There are also paid statistical programming languages. These include SAS, SPSS and MATLAB. These languages have the advantage of paid support and professional development. However, they are not as popular as open source solutions.
Not all statistical analyses tools require programming. There are many options for statistical analysis with a graphical user interface (GUI). These tools are generally paid and include Tableau, Qlik, Sisense and SAP. These are self-service analytics tools that can take raw data and turn it into user-friendly charts with the click of a button. This user-friendly workflow allows the most useful insights to quickly be visualized.
Selecting the right tool involves balancing financial costs, time costs, the complexity of the data and the ease of use.
Benefits of Business Analytics
Business analytics provides a wide array of benefits:
- Enable data-driven decision making that has the potential to increase profits and improve efficiency
- With predictive analytics, allow businesses to plan for the future in ways that were previously impossible
- Helps a company make informed business decisions
- By modeling the outcomes and understanding the past, guesswork is minimized
- Present meaningful, clear data to support decision making and convince stakeholder
Business analytics provides a way for businesses to plan for the future.
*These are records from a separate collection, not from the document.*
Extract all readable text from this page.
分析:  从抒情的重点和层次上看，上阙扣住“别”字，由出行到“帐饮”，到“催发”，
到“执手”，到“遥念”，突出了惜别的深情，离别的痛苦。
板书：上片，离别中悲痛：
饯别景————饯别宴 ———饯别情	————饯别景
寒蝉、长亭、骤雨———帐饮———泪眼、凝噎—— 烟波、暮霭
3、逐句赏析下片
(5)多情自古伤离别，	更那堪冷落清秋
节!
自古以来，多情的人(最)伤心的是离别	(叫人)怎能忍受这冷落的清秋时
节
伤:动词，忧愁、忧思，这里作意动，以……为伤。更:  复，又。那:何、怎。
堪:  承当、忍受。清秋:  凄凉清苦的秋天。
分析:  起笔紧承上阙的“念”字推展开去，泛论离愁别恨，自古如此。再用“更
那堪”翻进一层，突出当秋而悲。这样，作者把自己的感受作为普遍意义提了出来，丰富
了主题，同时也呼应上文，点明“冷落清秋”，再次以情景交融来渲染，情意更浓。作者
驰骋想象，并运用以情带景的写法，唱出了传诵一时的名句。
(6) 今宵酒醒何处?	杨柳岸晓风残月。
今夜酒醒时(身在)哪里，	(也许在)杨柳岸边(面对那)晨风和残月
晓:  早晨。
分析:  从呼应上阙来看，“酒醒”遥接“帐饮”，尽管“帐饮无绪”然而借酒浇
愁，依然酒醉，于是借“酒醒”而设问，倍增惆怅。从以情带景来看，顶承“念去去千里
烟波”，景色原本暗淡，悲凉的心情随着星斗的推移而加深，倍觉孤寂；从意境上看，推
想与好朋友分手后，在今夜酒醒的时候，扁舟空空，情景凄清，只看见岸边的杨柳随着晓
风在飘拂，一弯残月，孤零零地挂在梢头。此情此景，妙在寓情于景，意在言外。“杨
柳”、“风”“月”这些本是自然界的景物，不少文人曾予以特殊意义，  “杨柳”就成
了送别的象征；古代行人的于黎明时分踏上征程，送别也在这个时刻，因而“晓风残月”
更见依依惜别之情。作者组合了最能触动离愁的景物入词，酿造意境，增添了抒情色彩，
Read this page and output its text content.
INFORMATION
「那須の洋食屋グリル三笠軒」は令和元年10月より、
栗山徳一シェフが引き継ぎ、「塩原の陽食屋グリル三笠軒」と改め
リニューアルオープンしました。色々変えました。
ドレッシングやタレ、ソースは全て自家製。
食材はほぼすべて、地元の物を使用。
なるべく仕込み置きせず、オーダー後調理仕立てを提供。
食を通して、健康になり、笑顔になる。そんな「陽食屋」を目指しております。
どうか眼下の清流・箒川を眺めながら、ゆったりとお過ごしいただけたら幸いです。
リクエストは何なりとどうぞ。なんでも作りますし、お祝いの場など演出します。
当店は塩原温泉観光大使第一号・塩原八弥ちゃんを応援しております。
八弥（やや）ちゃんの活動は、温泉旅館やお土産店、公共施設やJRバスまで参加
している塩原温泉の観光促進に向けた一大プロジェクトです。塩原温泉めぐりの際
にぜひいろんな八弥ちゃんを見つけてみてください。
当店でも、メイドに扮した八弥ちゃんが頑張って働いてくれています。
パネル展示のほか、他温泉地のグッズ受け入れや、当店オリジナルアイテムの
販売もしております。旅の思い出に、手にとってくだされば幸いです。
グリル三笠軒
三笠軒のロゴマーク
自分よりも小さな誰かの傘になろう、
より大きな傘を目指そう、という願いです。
By modeling the trends in a businesses’ sales, profits and other key metrics, these indicators can be projected into the future. Understanding the changes that are likely to occur seasonally, annually or on any scale allow businesses to better prepare. This may mean decreasing spending in preparation for a slow season or investing in new marketing campaigns to compensate. Large suppliers can use this data to predict order volume and minimize waste in their warehouses. Planning for future events provides a huge advantage to all businesses.
Business analytics can also enable new types of marketing campaigns. The data collected by businesses give insights into customer behavior which helps businesses understand the effectiveness of advertising campaigns with different audiences. Targeting audiences that are more likely to respond to specific campaigns or products increases efficiency overall. In addition, understanding consumer habits can help businesses improve customer retention. By identifying customers who are less likely to return, businesses can offer targeted promotions. This provides a cost-effective way to gain customer loyalty.
The applications of business analytics are wide-ranging. Each industry will have different ways to apply these technologies. As data collection increases and technology advances, new applications of business analytics will arise. The benefits of business analytics are clear – data-driven businesses have a competitive edge in almost every industry. With the benefits of this field becoming increasingly apparent, there are more business analyst jobs available.